Over time, I’ve learned that this is best known as growing pains. I eventually heard similar stories from friends and colleagues about their growing pains as a child or their own experiences with their young children. One woman even said the growing pains went on into her teens and the only comfort she found was in putting sports crème on her legs, wrapping them and laying them on a heating pad overnight. It made me feel less alone each time I heard stories of commiseration, but I wondered what are growing pains and how can I help.
It seems that growing pains are a bit of mystery in the medical field too. In fact, the American Academy of Pediatrics says, “Some girls and boys complain of muscle aches around bedtime or wake up with pains in their legs and arms after sleeping for an hour or two. These aches are sometimes called growing pains. Although no one knows for sure what’s behind them, growth is not the cause; even at the peak of an adolescent growth spurt, a child’s rate of growth is too gradual to be painful. Growing pains may consist of tenderness caused by overwork during hard exercise. Children don’t feel sore while they’re having fun; only later, when the muscles relax, do the pains come on.”

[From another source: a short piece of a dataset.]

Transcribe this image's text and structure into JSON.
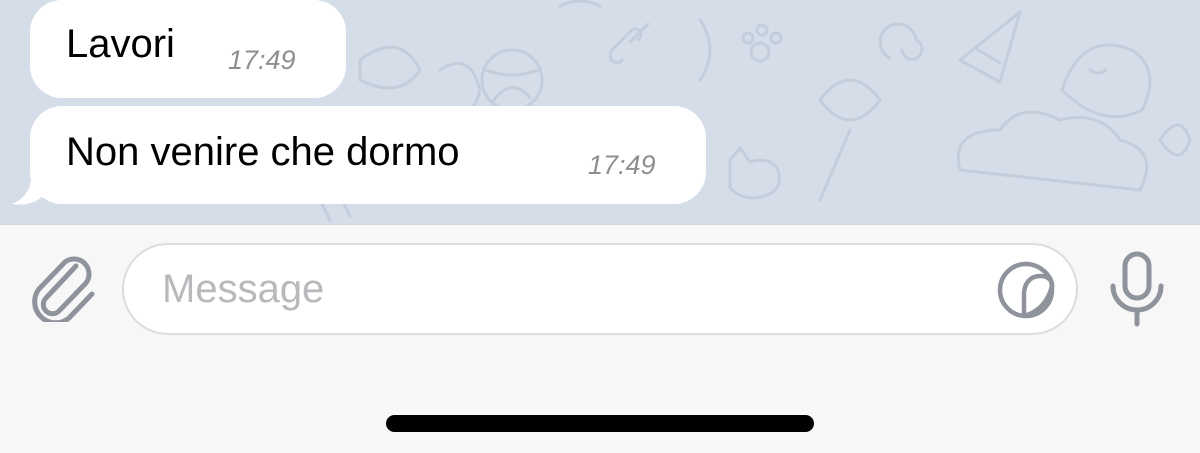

Here are some tips from the AAP to help, but you may have some tried and true recommendations too.
What Parents Can Do to Help Lessen the Pain: You may not be able to prevent growing pains, but you can help your child lessen the aches.
- Call for periodic rest breaks during energetic play and encourage your child to take part in a variety of sports and activities. In this way, he’ll give different muscle groups a workout and avoid overstraining the same muscles day after day.
- A warm bath before bedtime may help soothe muscles and ease aches.
- When growing pains are bothersome, gently massage your child’s limbs.
- A dose of children’s acetaminophen or ibuprofen may be helpful.
When to Call Your Pediatrician Call your pediatrician if your child has any of the following symptoms:
- Severe pain
- Swelling that doesn’t decrease or that grows worse after 24 hours, despite first aid with rest, ice or a cool compress, compression and elevation.
- A persistent lump in a muscle
- Reddening or increased warmth of the skin overlying the muscle
- Dark urine, especially after exercise (If severe enough, this may require emergency care.)
Other helpful links:
Please consult with your pediatrician if you have any concerns about your child.
While we aren’t getting as much rest as we’d like, some small silver lining lies in our toddler’s mind; that she’s growing like a beanstalk every night.